Frequently Asked Question
Requirements may change over time, or you might run out of storage on a VM. This article will show you how to create an additional volume and create a new file system (partition) in your Linux VM. You will need dashboard access and root equivalent rights on the VM.
2.1 Create and attach a Volume
Log in to the OpenStack Dashboard and head to
Compute , open
Volumes and click the
Create Volume button.
A Popup will open,
you can set a Name, Description and Size.
Click on Create Volume.
Open the context menu on the right hand side and click
Choose your VM in the context menu
Attach To Instance and click Attach Volume.
As soon as the volume is attached, you 'll see from the dashboard; as which block device the freshly created volume is interpreted.
2.2 Create the File System (Partition)
Log in via SSH to the VM.
We know already as which block device the volume is attached. To be certain you can run
ubuntu@ubuntu:~$ sudo fdisk -l # or ubuntu@ubuntu:~$ sudo parted -l
When you are sure that /dev/vdc is the right block device use mkfs.ext4 command to start creating the partition on the selected storage device.
ubuntu@ubuntu:~$ sudo mkfs.ext4 /dev/vdc
2.3 Auto attach with fstab
fstab is your operating system’s file system table. The fstab file is read by the mount command, which happens automatically at boot time to determine the overall file system structure.
Each file system is described on a separate line; fields on each line are separated by tabs or spaces. For demonstration purposes we will use this basic example.
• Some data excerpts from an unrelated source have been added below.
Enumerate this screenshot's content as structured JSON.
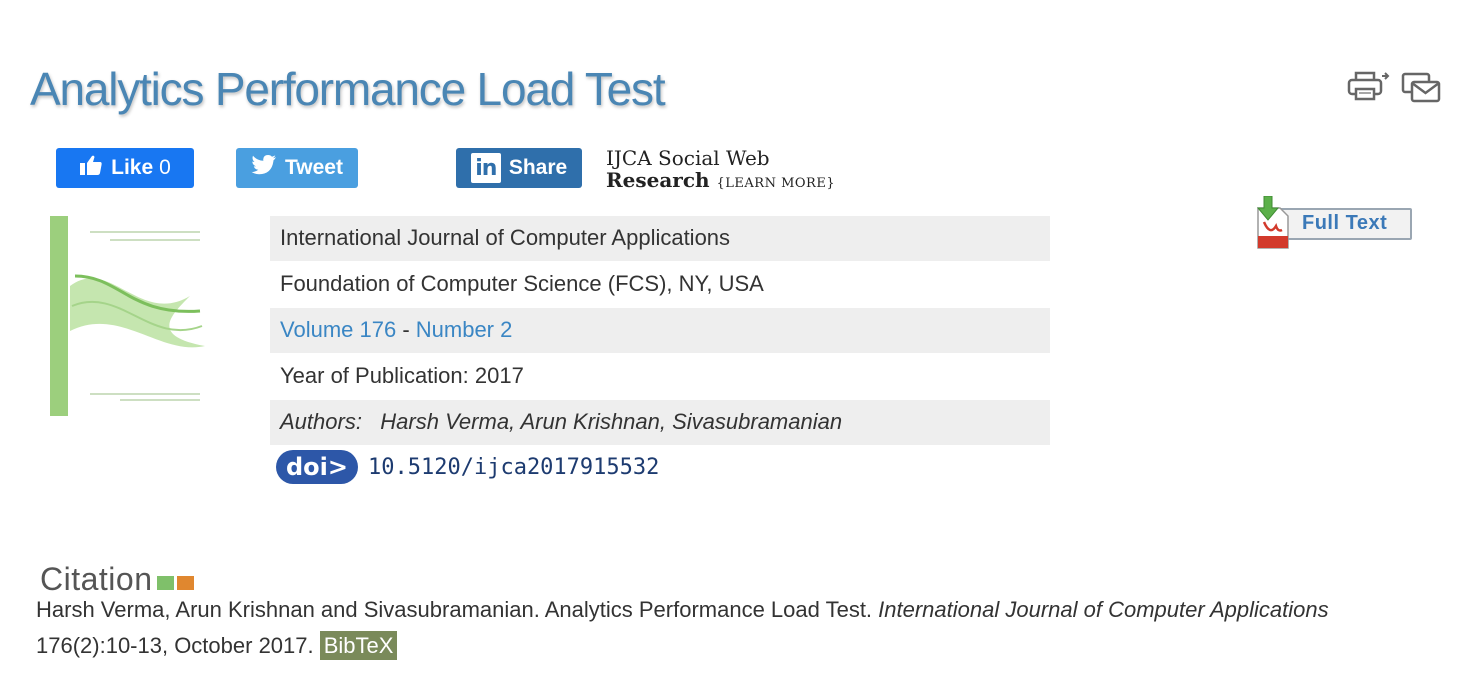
{
  "page": {
    "title": "Analytics Performance Load Test"
  },
  "toolbar": {
    "print_icon": "printer-icon",
    "email_icon": "email-icon"
  },
  "social": {
    "like_label": "Like",
    "like_count": "0",
    "tweet_label": "Tweet",
    "share_label": "Share",
    "linkedin_glyph": "in",
    "ijca_line1": "IJCA Social Web",
    "ijca_line2": "Research",
    "ijca_learn_more": "{LEARN MORE}"
  },
  "info": {
    "journal": "International Journal of Computer Applications",
    "publisher": "Foundation of Computer Science (FCS), NY, USA",
    "volume": "Volume 176",
    "separator": " - ",
    "number": "Number 2",
    "year": "Year of Publication: 2017",
    "authors_label": "Authors:",
    "authors": "Harsh Verma, Arun Krishnan, Sivasubramanian"
  },
  "doi": {
    "logo": "doi>",
    "value": "10.5120/ijca2017915532"
  },
  "fulltext": {
    "label": "Full Text"
  },
  "citation": {
    "logo_word": "Citation",
    "prefix": "Harsh Verma, Arun Krishnan and Sivasubramanian. Analytics Performance Load Test. ",
    "journal": "International Journal of Computer Applications",
    "suffix": " 176(2):10-13, October 2017. ",
    "bibtex": "BibTeX"
  },
  "colors": {
    "title": "#4a86b4",
    "facebook": "#1877f2",
    "twitter": "#4a9fe0",
    "linkedin": "#2f6fab",
    "citation_green": "#7fc06a",
    "citation_orange": "#e0872f",
    "bibtex_bg": "#7a8a5a"
  }
}
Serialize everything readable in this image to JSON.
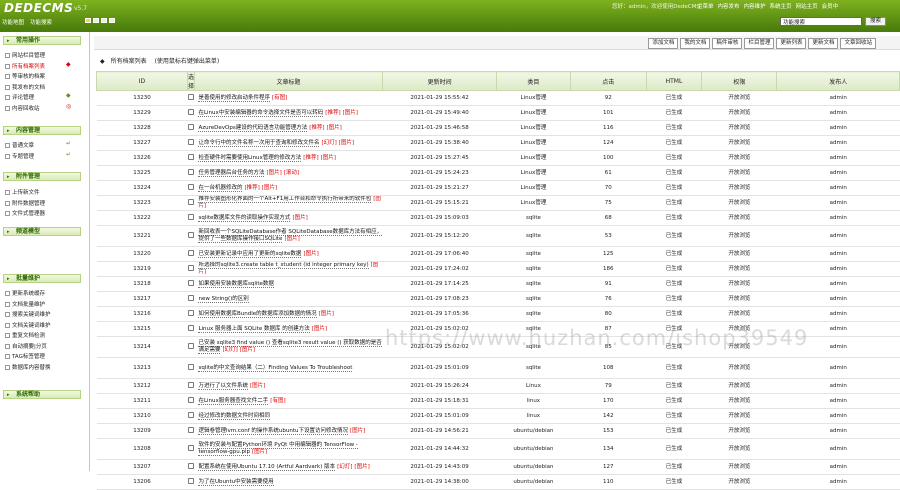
{
  "header": {
    "logo": "DEDECMS",
    "version": "v5.7",
    "user_info": "您好：admin，欢迎使用DedeCMS！",
    "nav": [
      "主菜单",
      "内容发布",
      "内容维护",
      "系统主页",
      "网站主页",
      "会员中"
    ],
    "sublinks": [
      "功能地图",
      "功能搜索"
    ],
    "search_value": "功能搜索",
    "search_button": "搜索"
  },
  "sidebar": {
    "sections": [
      {
        "title": "常用操作",
        "items": [
          "网站栏目管理",
          "所有档案列表",
          "等审核的档案",
          "我发布的文档",
          "评论管理",
          "内容回收站"
        ]
      },
      {
        "title": "内容管理",
        "items": [
          "普通文章",
          "专题管理"
        ]
      },
      {
        "title": "附件管理",
        "items": [
          "上传新文件",
          "附件数据管理",
          "文件式管理器"
        ]
      },
      {
        "title": "频道模型",
        "items": []
      },
      {
        "title": "批量维护",
        "items": [
          "更新系统缓存",
          "文档批量维护",
          "搜索关键词维护",
          "文档关键词维护",
          "重复文档检测",
          "自动摘要|分页",
          "TAG标签管理",
          "数据库内容替换"
        ]
      },
      {
        "title": "系统帮助",
        "items": []
      }
    ]
  },
  "toolbar": {
    "buttons": [
      "添加文档",
      "我的文档",
      "稿件审核",
      "栏目管理",
      "更新列表",
      "更新文档",
      "文章回收站"
    ]
  },
  "list": {
    "title": "所有档案列表",
    "subtitle": "(使用鼠标右键弹出菜单)",
    "columns": [
      "ID",
      "选择",
      "文章标题",
      "更新时间",
      "类目",
      "点击",
      "HTML",
      "权限",
      "发布人"
    ],
    "rows": [
      {
        "id": "13230",
        "title": "是善使用的修改启动条件程序",
        "tags": [
          "[有图]"
        ],
        "time": "2021-01-29 15:55:42",
        "cat": "Linux管理",
        "hits": "92",
        "html": "已生成",
        "perm": "开放浏览",
        "user": "admin"
      },
      {
        "id": "13229",
        "title": "在Linux中安装编辑器的命令选择文件是否可以转码",
        "tags": [
          "[推荐]",
          "[图片]"
        ],
        "time": "2021-01-29 15:49:40",
        "cat": "Linux管理",
        "hits": "101",
        "html": "已生成",
        "perm": "开放浏览",
        "user": "admin"
      },
      {
        "id": "13228",
        "title": "AzureDevOps建设的代码语言功能管理方法",
        "tags": [
          "[推荐]",
          "[图片]"
        ],
        "time": "2021-01-29 15:46:58",
        "cat": "Linux管理",
        "hits": "116",
        "html": "已生成",
        "perm": "开放浏览",
        "user": "admin"
      },
      {
        "id": "13227",
        "title": "让命令行中的文件名称一次用于查询和修改文件名",
        "tags": [
          "[幻灯]",
          "[图片]"
        ],
        "time": "2021-01-29 15:38:40",
        "cat": "Linux管理",
        "hits": "124",
        "html": "已生成",
        "perm": "开放浏览",
        "user": "admin"
      },
      {
        "id": "13226",
        "title": "检查硬件时需要使用Linux管理的修改方法",
        "tags": [
          "[推荐]",
          "[图片]"
        ],
        "time": "2021-01-29 15:27:45",
        "cat": "Linux管理",
        "hits": "100",
        "html": "已生成",
        "perm": "开放浏览",
        "user": "admin"
      },
      {
        "id": "13225",
        "title": "任务管理器后台任务的方法",
        "tags": [
          "[图片]",
          "[滚动]"
        ],
        "time": "2021-01-29 15:24:23",
        "cat": "Linux管理",
        "hits": "61",
        "html": "已生成",
        "perm": "开放浏览",
        "user": "admin"
      },
      {
        "id": "13224",
        "title": "在一台机器修改的",
        "tags": [
          "[推荐]",
          "[图片]"
        ],
        "time": "2021-01-29 15:21:27",
        "cat": "Linux管理",
        "hits": "70",
        "html": "已生成",
        "perm": "开放浏览",
        "user": "admin"
      },
      {
        "id": "13223",
        "title": "推荐安装图形化界面的一个Alt+F1用工作台和命令执行所带来的软件包",
        "tags": [
          "[图片]"
        ],
        "time": "2021-01-29 15:15:21",
        "cat": "Linux管理",
        "hits": "75",
        "html": "已生成",
        "perm": "开放浏览",
        "user": "admin"
      },
      {
        "id": "13222",
        "title": "sqlite数据库文件的读取操作实现方式",
        "tags": [
          "[图片]"
        ],
        "time": "2021-01-29 15:09:03",
        "cat": "sqlite",
        "hits": "68",
        "html": "已生成",
        "perm": "开放浏览",
        "user": "admin"
      },
      {
        "id": "13221",
        "title": "新回收表一个SQLiteDatabase作者 SQLiteDatabase数据库方法有相应，提供了一些数据库操作接口SQLite",
        "tags": [
          "[图片]"
        ],
        "time": "2021-01-29 15:12:20",
        "cat": "sqlite",
        "hits": "53",
        "html": "已生成",
        "perm": "开放浏览",
        "user": "admin"
      },
      {
        "id": "13220",
        "title": "已安装更新记录中应用了更新的sqlite数据",
        "tags": [
          "[图片]"
        ],
        "time": "2021-01-29 17:06:40",
        "cat": "sqlite",
        "hits": "125",
        "html": "已生成",
        "perm": "开放浏览",
        "user": "admin"
      },
      {
        "id": "13219",
        "title": "所选择的sqlite3.create table t_student (id integer primary key)",
        "tags": [
          "[图片]"
        ],
        "time": "2021-01-29 17:24:02",
        "cat": "sqlite",
        "hits": "186",
        "html": "已生成",
        "perm": "开放浏览",
        "user": "admin"
      },
      {
        "id": "13218",
        "title": "如果使用安装数据库sqlite数据",
        "tags": [],
        "time": "2021-01-29 17:14:25",
        "cat": "sqlite",
        "hits": "91",
        "html": "已生成",
        "perm": "开放浏览",
        "user": "admin"
      },
      {
        "id": "13217",
        "title": "new String()的区别",
        "tags": [],
        "time": "2021-01-29 17:08:23",
        "cat": "sqlite",
        "hits": "76",
        "html": "已生成",
        "perm": "开放浏览",
        "user": "admin"
      },
      {
        "id": "13216",
        "title": "如何使用数据库Bundle的数据库添加数据的情况",
        "tags": [
          "[图片]"
        ],
        "time": "2021-01-29 17:05:36",
        "cat": "sqlite",
        "hits": "80",
        "html": "已生成",
        "perm": "开放浏览",
        "user": "admin"
      },
      {
        "id": "13215",
        "title": "Linux 服务器上面 SQLite 数据库 的创建方法",
        "tags": [
          "[图片]"
        ],
        "time": "2021-01-29 15:02:02",
        "cat": "sqlite",
        "hits": "87",
        "html": "已生成",
        "perm": "开放浏览",
        "user": "admin"
      },
      {
        "id": "13214",
        "title": "已安装 sqlite3 find value () 查看sqlite3 result value () 获取数据的是否满足需要",
        "tags": [
          "[幻灯]",
          "[图片]"
        ],
        "time": "2021-01-29 15:02:02",
        "cat": "sqlite",
        "hits": "85",
        "html": "已生成",
        "perm": "开放浏览",
        "user": "admin"
      },
      {
        "id": "13213",
        "title": "sqlite的中文查询结果（二）Finding Values To Troubleshoot",
        "tags": [],
        "time": "2021-01-29 15:01:09",
        "cat": "sqlite",
        "hits": "108",
        "html": "已生成",
        "perm": "开放浏览",
        "user": "admin"
      },
      {
        "id": "13212",
        "title": "万进行了以文件系统",
        "tags": [
          "[图片]"
        ],
        "time": "2021-01-29 15:26:24",
        "cat": "Linux",
        "hits": "79",
        "html": "已生成",
        "perm": "开放浏览",
        "user": "admin"
      },
      {
        "id": "13211",
        "title": "在Linux服务器查找文件二手",
        "tags": [
          "[有图]"
        ],
        "time": "2021-01-29 15:18:31",
        "cat": "linux",
        "hits": "170",
        "html": "已生成",
        "perm": "开放浏览",
        "user": "admin"
      },
      {
        "id": "13210",
        "title": "经过修改的数据文件时间相同",
        "tags": [],
        "time": "2021-01-29 15:01:09",
        "cat": "linux",
        "hits": "142",
        "html": "已生成",
        "perm": "开放浏览",
        "user": "admin"
      },
      {
        "id": "13209",
        "title": "逻辑卷管理lvm.conf 的操作系统ubuntu下设置访问修改情况",
        "tags": [
          "[图片]"
        ],
        "time": "2021-01-29 14:56:21",
        "cat": "ubuntu/debian",
        "hits": "153",
        "html": "已生成",
        "perm": "开放浏览",
        "user": "admin"
      },
      {
        "id": "13208",
        "title": "软件的安装与配置Python环境 PyQt 中用编辑器的 TensorFlow - tensorflow-gpu.pip",
        "tags": [
          "[图片]"
        ],
        "time": "2021-01-29 14:44:32",
        "cat": "ubuntu/debian",
        "hits": "134",
        "html": "已生成",
        "perm": "开放浏览",
        "user": "admin"
      },
      {
        "id": "13207",
        "title": "配置系统在使用Ubuntu 17.10 (Artful Aardvark) 版本",
        "tags": [
          "[幻灯]",
          "[图片]"
        ],
        "time": "2021-01-29 14:43:09",
        "cat": "ubuntu/debian",
        "hits": "127",
        "html": "已生成",
        "perm": "开放浏览",
        "user": "admin"
      },
      {
        "id": "13206",
        "title": "为了在Ubuntu中安装需要使用",
        "tags": [],
        "time": "2021-01-29 14:38:00",
        "cat": "ubuntu/debian",
        "hits": "110",
        "html": "已生成",
        "perm": "开放浏览",
        "user": "admin"
      }
    ]
  },
  "watermark": "https://www.huzhan.com/ishop39549"
}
/dev/vdc /mnt/my_volume ext4 defaults,nofail 0 0
First create a folder where you like to mount the volume. Afterwards edit the fstab file.
ubuntu@ubuntu:~$ sudo mkdir /mnt/my_volume
ubuntu@ubuntu:~$ sudo nano /etc/fstab GNU nano 4.3 /etc/fstab # # /etc/fstab ... /dev/vdc /mnt/my_volume ext4 defaults,nofail 0 0
To test the new fstab entry run a mount command against the mount point.
ubuntu@ubuntu:~$ sudo mount /mnt/my_volume
ATTENTION: do not restart your machine when the mount command fails.
Congratulations, the VM now automatically mounts a volume.
Depending on your use-case you want to change the permissions or owners for this mount point.